Todo parece perfecto.
¿Pero de qué sirve la perfección si estas solo
y nadie se da cuenta?
Me creía una princesa, digna de mi cuento de hadas. Me creía Reina de mi propia historia de amor... me creía el mundo. Siempre lo mismo, ya lo sé. Me lo dijiste miles de veces y sin embargo...
Tampoco es que me estoy quejando de todo, simplemente me gustaría que mi reciente novio cambie algunas actitudes posesivas que tiene. Si, con respecto a Matías todo sigue igual. No me escucha, no lo veo y Agustín, por supuesto, no me ayuda. ¡Lo ultimo que me faltaba era perder a un amigo! Sobre todo considerando lo poco que hace que te perdí a vos, mi mundo entero. Creí que el amor iba a embellecer mi mundo otra vez, que las cosas por fin iban a darse y que mi universo personal, que estaba ya lo suficientemente torcido iba por fin a enderezarse. Error.
Entiendo que sea difícil confiar en mí debido a mi prontuario: Mauricio, Mauro, El profe... pero desde que estoy con él, hago todo lo posible para evitar cualquier tipo de contacto con ellos. No, no es fácil, pero por lo menos lo intento. Además, mi alrededor no me ayuda mucho. Las chicas están intentando abrirle los ojos a Agustín. Sí, como leíste... le dan detalles del verano, cuando seguía viendo al profe, cuando me era imposible hacer una elección. Lo sentaron y le contaron verdades, una tras otra... ¿Qué sentido tenía? Si de todas formas él ya sabía que yo lo seguía viendo, ¡Sabía las razones y todo! Y para completar un poco el panorama Erika ahora tiene una especie de relación con El profe. ¿Detalles? No, no tengo. Obviamente no nos hablamos. Antes de que empiece su apego con mi ex profesor, también se encargó de repartir verdades. Yo entiendo que me quieran ayudar, pero no lo hacen. También sé que muchas veces me excedo en mentiras (dicen que lo que se hereda...) pero de todas formas, ¿no es mejor dejar que lo resuelva yo, antes de que ellas se pongan en la piel de unas heroínas de cómics?

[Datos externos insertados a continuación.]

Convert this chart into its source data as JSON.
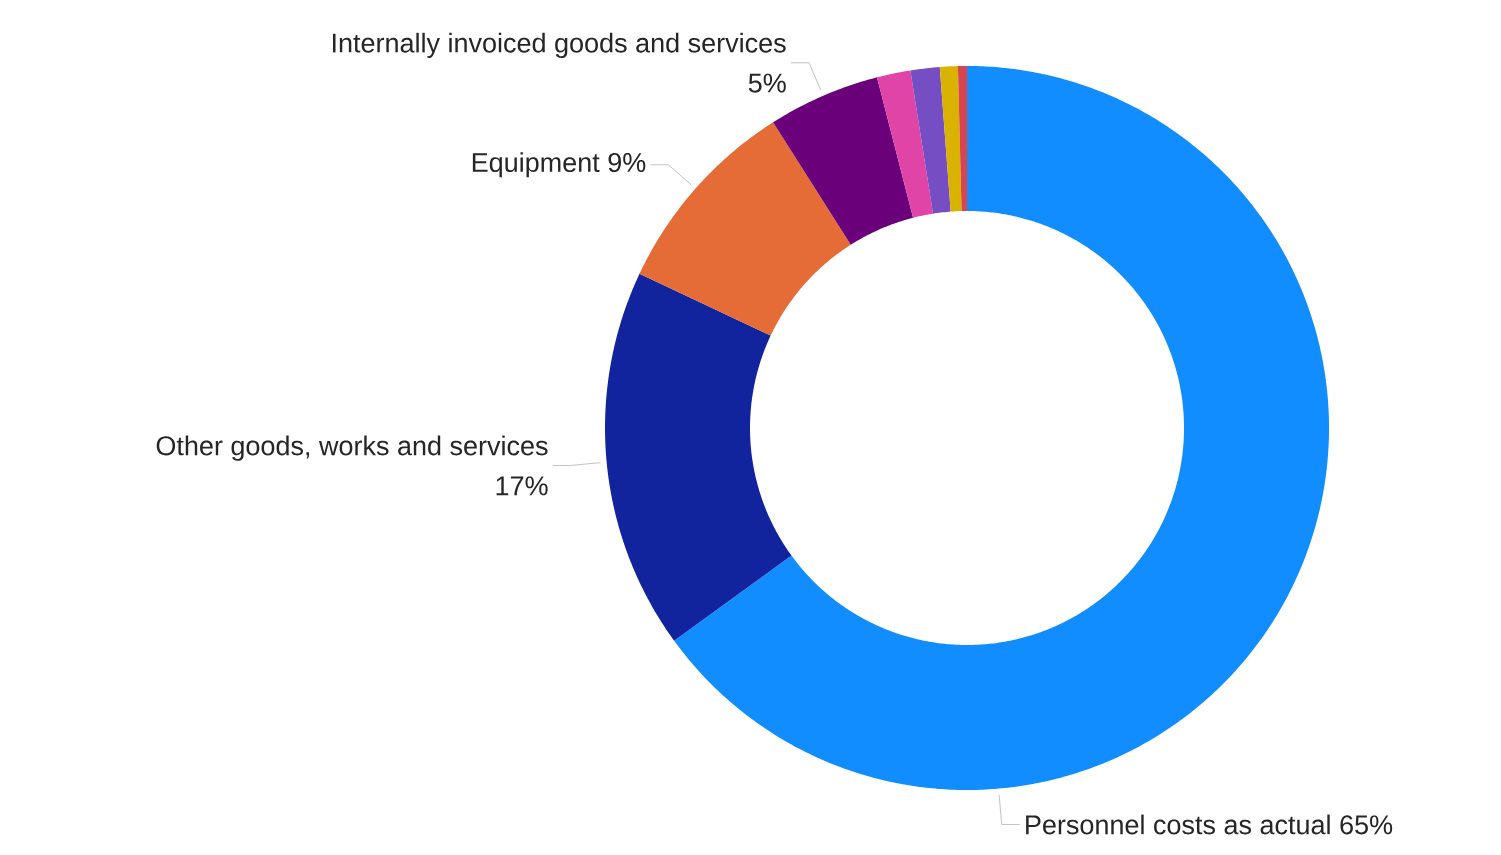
{
  "chart_data": {
    "type": "donut",
    "categories": [
      "Personnel costs as actual",
      "Other goods, works and services",
      "Equipment",
      "Internally invoiced goods and services",
      null,
      null,
      null,
      null
    ],
    "values": [
      65,
      17,
      9,
      5,
      1.5,
      1.3,
      0.8,
      0.4
    ],
    "value_labels": [
      "65%",
      "17%",
      "9%",
      "5%",
      null,
      null,
      null,
      null
    ],
    "colors": [
      "#118dff",
      "#12239e",
      "#e66c37",
      "#6b007b",
      "#e044a7",
      "#744ec2",
      "#d9b300",
      "#d64550"
    ]
  }
}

De Mauro no tengo noticias, o sí, pero poco importantes. De todas formas nos hablamos seguido, como siempre. Es difícil que logre despegarme de él, así que me controlo. Puedo fingir con cualquiera, pero con Mauro, jamás. Ya hice todo demasiado mal cuando lo tuve para mí y no quiero bajo ningún concepto hacerle eso. Lo quiero demasiado como para arriesgarme a lastimarlo, así que me conformo con mi charla amistosa y algún que otro abrazo cuando lo cruzo por ahí. No, a Agustín eso tampoco lo alegra, pero no hay ningún tipo de discusión cuando se trata de Mauro. Se hace lo que yo digo y se acabó.
Y con Mauricio... el agujero de mi pecho no me permite ni siquiera nombrarlo, así que en ese caso estamos perfecto. No lo extraño, no lo quiero y, por suerte, no lo veo.

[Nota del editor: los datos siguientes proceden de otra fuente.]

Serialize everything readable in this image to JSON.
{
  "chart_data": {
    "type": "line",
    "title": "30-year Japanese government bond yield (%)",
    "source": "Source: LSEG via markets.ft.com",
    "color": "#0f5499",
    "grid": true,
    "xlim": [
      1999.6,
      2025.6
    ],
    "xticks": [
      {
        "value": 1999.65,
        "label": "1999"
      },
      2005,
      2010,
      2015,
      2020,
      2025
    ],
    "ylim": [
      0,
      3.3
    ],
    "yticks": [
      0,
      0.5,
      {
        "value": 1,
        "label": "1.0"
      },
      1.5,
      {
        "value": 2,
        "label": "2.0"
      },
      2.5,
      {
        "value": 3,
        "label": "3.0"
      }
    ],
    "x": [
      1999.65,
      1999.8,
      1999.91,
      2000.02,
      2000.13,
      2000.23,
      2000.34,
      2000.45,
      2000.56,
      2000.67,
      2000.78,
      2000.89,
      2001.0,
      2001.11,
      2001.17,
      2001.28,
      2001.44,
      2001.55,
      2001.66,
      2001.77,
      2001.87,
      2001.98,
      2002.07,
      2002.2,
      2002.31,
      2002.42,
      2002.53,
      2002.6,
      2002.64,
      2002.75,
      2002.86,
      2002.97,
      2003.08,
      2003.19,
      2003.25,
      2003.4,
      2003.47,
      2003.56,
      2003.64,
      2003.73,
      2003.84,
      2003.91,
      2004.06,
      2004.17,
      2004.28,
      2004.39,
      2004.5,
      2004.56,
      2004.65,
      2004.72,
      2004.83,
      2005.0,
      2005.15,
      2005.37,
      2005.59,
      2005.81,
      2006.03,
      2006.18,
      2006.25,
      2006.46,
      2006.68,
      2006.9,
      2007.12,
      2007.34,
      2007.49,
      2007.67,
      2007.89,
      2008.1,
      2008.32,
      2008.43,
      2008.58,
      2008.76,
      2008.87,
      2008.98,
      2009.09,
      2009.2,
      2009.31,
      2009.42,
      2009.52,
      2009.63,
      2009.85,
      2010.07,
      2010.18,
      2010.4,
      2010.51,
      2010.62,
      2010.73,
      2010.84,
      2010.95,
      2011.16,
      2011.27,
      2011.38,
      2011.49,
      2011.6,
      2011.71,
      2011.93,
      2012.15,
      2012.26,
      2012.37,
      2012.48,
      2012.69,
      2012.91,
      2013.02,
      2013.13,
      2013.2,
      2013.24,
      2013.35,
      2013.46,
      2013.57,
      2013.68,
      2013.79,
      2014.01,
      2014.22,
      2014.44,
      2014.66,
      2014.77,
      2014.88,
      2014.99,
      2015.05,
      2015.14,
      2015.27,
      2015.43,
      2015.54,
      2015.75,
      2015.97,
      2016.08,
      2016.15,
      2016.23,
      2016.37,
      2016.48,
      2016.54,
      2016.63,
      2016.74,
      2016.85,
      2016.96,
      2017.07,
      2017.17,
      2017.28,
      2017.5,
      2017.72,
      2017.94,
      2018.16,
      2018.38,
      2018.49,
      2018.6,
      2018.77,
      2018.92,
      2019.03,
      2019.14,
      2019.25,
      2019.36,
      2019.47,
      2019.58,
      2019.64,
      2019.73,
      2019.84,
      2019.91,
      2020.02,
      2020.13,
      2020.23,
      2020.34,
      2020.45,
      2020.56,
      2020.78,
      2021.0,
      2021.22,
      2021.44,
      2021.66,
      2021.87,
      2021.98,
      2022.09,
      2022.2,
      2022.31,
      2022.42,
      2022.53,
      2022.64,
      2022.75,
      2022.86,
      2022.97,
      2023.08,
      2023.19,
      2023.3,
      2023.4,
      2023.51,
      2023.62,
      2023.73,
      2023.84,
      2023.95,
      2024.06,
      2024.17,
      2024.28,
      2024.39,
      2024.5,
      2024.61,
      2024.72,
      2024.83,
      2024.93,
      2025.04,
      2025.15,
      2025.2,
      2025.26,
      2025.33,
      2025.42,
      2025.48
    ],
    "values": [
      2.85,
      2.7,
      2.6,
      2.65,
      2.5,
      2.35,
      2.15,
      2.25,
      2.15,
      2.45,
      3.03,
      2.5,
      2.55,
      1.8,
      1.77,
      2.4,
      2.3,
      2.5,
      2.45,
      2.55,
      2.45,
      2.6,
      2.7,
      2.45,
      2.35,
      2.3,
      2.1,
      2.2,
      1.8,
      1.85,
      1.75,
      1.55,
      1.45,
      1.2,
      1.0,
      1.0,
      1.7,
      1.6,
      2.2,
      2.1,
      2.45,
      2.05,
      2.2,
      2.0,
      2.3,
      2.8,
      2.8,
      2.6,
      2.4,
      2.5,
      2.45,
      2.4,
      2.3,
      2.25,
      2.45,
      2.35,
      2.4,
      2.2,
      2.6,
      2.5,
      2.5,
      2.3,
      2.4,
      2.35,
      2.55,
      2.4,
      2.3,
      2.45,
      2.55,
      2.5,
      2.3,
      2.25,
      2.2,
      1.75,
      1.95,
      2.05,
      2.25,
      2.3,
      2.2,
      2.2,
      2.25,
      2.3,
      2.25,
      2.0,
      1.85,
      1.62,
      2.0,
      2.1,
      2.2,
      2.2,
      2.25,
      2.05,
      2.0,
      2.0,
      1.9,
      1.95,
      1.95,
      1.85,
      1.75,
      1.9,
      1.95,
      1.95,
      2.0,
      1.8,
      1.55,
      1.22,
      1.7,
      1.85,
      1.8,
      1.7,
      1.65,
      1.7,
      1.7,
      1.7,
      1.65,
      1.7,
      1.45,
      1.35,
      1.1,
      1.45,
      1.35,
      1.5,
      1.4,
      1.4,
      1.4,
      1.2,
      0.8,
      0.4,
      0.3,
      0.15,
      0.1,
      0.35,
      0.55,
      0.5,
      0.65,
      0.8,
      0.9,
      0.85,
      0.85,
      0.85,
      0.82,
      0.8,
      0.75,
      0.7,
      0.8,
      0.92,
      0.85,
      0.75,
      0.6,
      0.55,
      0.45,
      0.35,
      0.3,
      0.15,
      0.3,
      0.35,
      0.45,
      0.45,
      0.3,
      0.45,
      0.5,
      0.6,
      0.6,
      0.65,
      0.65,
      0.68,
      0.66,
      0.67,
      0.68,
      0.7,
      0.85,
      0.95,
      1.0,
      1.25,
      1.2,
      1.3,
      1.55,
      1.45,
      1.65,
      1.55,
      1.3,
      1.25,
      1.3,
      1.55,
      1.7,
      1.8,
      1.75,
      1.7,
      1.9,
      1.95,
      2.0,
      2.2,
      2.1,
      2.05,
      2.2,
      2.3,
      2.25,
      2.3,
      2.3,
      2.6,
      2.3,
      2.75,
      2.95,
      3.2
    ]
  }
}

Ambos lejos, pero cerca, en mi cabeza. Y eso enfurece a mi novio. Si, es obvio, no debería tener fantasmas en mi mente, pero él me conoció partida al medio y sabe que estoy haciendo todos mis esfuerzos para poder repararme. No es fácil, necesito colaboración y no la tengo. Alguien que me entienda aunque sea, no que se ponga del lado de Agustín inmediatamente solo por un par de lágrimas de cocodrilo.

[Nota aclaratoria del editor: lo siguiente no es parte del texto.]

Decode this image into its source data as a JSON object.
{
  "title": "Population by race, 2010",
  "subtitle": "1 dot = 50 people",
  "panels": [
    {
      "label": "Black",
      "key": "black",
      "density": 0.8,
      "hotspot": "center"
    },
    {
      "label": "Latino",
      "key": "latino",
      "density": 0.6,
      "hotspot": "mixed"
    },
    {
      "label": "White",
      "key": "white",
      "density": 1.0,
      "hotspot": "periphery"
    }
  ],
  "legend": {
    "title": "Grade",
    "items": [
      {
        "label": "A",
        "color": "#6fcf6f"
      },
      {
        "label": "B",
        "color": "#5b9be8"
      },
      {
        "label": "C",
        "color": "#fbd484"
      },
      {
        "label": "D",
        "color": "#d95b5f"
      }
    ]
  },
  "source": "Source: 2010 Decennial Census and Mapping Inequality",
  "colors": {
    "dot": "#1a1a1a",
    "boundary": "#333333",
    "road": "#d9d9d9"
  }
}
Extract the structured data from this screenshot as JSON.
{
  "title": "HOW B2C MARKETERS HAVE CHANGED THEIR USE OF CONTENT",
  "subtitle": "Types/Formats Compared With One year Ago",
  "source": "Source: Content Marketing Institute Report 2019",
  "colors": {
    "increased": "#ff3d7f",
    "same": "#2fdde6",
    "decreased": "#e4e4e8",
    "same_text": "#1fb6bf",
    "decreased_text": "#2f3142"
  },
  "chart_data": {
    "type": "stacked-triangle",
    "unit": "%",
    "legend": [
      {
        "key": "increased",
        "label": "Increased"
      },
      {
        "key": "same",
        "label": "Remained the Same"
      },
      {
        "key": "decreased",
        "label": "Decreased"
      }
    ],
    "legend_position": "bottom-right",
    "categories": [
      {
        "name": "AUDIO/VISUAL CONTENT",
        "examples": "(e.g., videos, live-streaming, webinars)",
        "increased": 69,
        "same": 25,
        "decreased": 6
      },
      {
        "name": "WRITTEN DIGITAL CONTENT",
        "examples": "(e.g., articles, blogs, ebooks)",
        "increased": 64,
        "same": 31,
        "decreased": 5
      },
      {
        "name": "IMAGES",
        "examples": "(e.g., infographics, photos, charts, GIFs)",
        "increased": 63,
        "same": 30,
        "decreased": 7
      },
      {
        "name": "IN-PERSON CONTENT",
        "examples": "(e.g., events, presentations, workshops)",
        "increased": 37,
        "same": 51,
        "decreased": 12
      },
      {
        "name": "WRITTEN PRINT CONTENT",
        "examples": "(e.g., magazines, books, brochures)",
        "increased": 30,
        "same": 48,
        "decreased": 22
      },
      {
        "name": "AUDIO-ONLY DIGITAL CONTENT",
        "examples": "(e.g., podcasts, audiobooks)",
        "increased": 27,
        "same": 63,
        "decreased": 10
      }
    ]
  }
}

No te das una idea de lo mucho que te necesito. Me encantaría que estuvieras acá así nuestra conversación podría llegar a ser mas fluida y no estar como una loca escribiéndole a nadie. Si no fuera porque es una forma de sentirte mas cerca tiraría este bendito diario a la mierda e iría a buscarte. Pero me obligaste a esperarte, y esta es la única manera que encontré de sobrevivir a este martirio.